# Alaska Roadway Questions



## Dubllung4 (Dec 29, 2009)

A friend of mine is living in Anchorage next summer, and I am in the process of planning a trip out there to see him sometime around the end of July or beginning of August. This may be a once in a lifetime trip for me, and I would like to fish every chance possible, but he does not have much experience/knowledge fishing out there. I have done a lot of research but there is a ton of information out there and I am having a hard time putting together a plan so I am looking for suggestions. I am not picky about species, I would just like a fun Alaskan fishing experience. I am planning on booking a Halibut/salmon charter but other than that I am up for anything. So for those of you that have done it, what would you recommend within driving distance of Anchorage? We will likely be camping and long hikes are not a problem. Thanks in advance


----------



## BigWoods Bob (Mar 15, 2007)

We fished Montana Creek (at the mouth of the Susitna), and did well, but that was in 2002.


----------



## iceassasin (Jan 27, 2009)

I guided along the streams of the parks highway in 08. I mainly fished the Little Willow but have fished Sheep, the little Su, Montana, Kashwitna, Willow etc. That time of year is the best in my opinion. I was up there this past summer during the king run (june/early July) and it was dismal to say the least. Should be pinks regardless of the year, chums and silver's. The silver's are a riot. Check the regs but if you can get some Skein float fishing can be awesome! There are plenty of spots to hike into but to really get to the best water on those rivers, a float trip would be best. There are decent sized trout and grayling as well. I would also recommend driving up to Peters creek on the way to petersville. Had a blast there as well! Let me know if you need specifics on anything!


----------



## tda513 (Oct 24, 2011)

Buy this book, it helped me a ton during my first trip to Alaska.
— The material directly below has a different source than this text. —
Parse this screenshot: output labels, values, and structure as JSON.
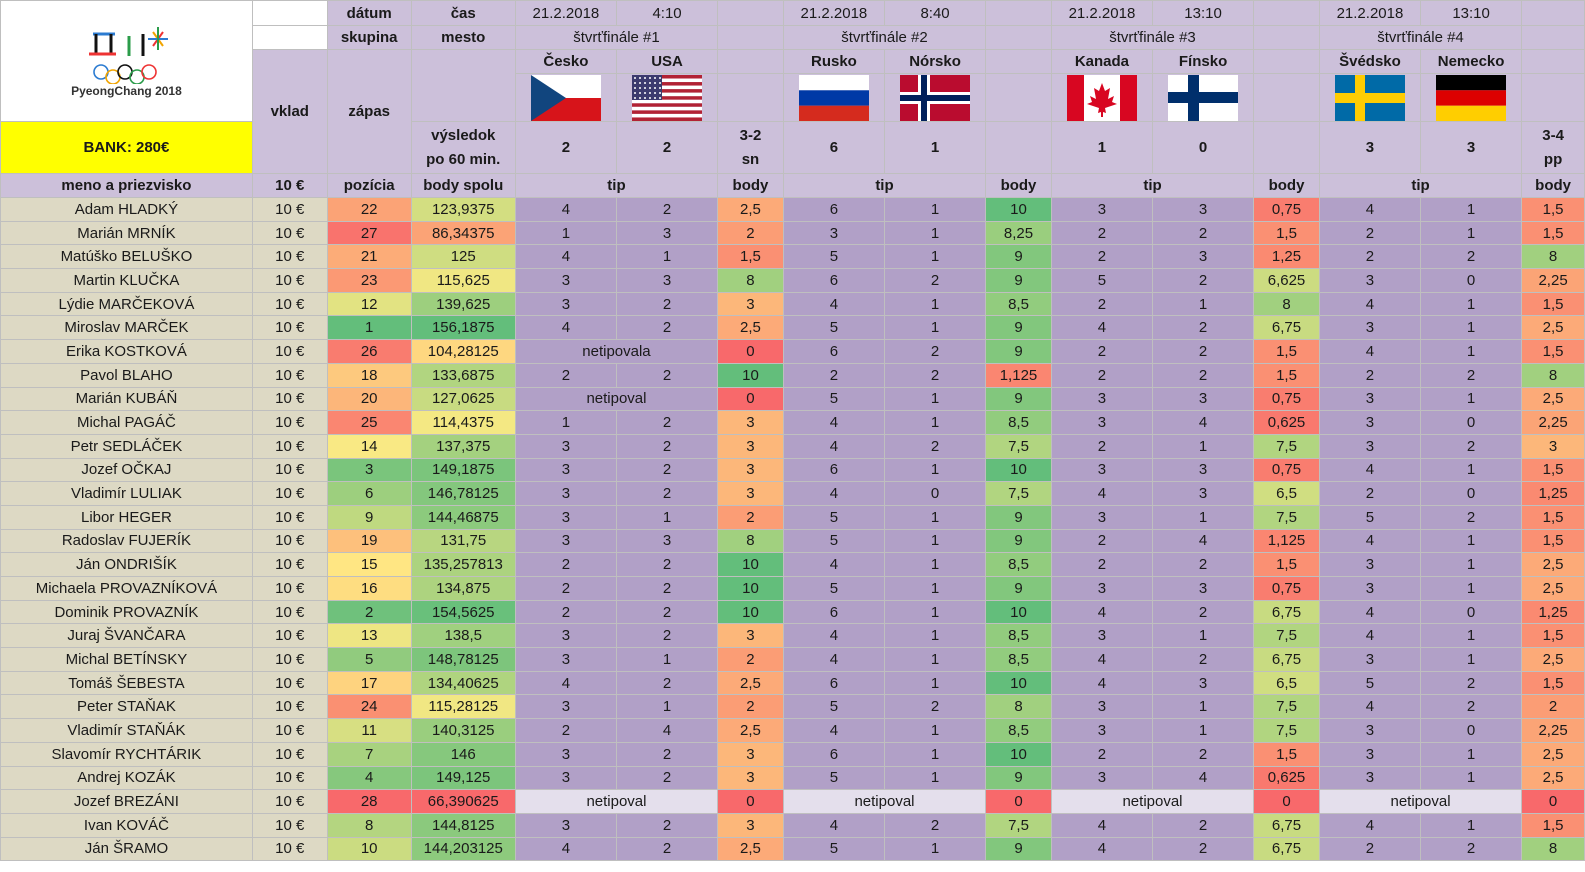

https://www.amazon.com/Highway-Angler-Fishing-Alaskas-System/dp/1578335965


----------



## 6Speed (Mar 8, 2013)

tda513 said:


> Buy this book, it helped me a ton during my first trip to Alaska.
> 
> https://www.amazon.com/Highway-Angler-Fishing-Alaskas-System/dp/1578335965


I wouldn't go there without this book unless it's a guided trip.


----------



## brushbuster (Nov 9, 2009)

If you want a fun experience and get away from crowds. Go to talkeetna. Get on the flagstop train towrads curry and get off at Indian river. You could also do a drop off by boat to clear creek from talkeetna for silver salmon at the mouth of the clear and the talkeetna, check with mayhay for drop offservice. Take a hike up clear creek for fantastic bow fishing. Petersville rd is a lot of fun Also. I lived at mile 10 for a few years.
Montana creek up stream from Yoder bridge will get you into good bow fishing by your lonesome. Jim creek in palmer is a fun local hole for silvers. Be cautious getting in on that road though. Sunshine creek up in talkeetna is another fun local hole for silvers.
I highly recommend the flag stop train to Indian creek though you will be in a wilderness setting and just a few local anglers to share the trout with in spectacular scenery


----------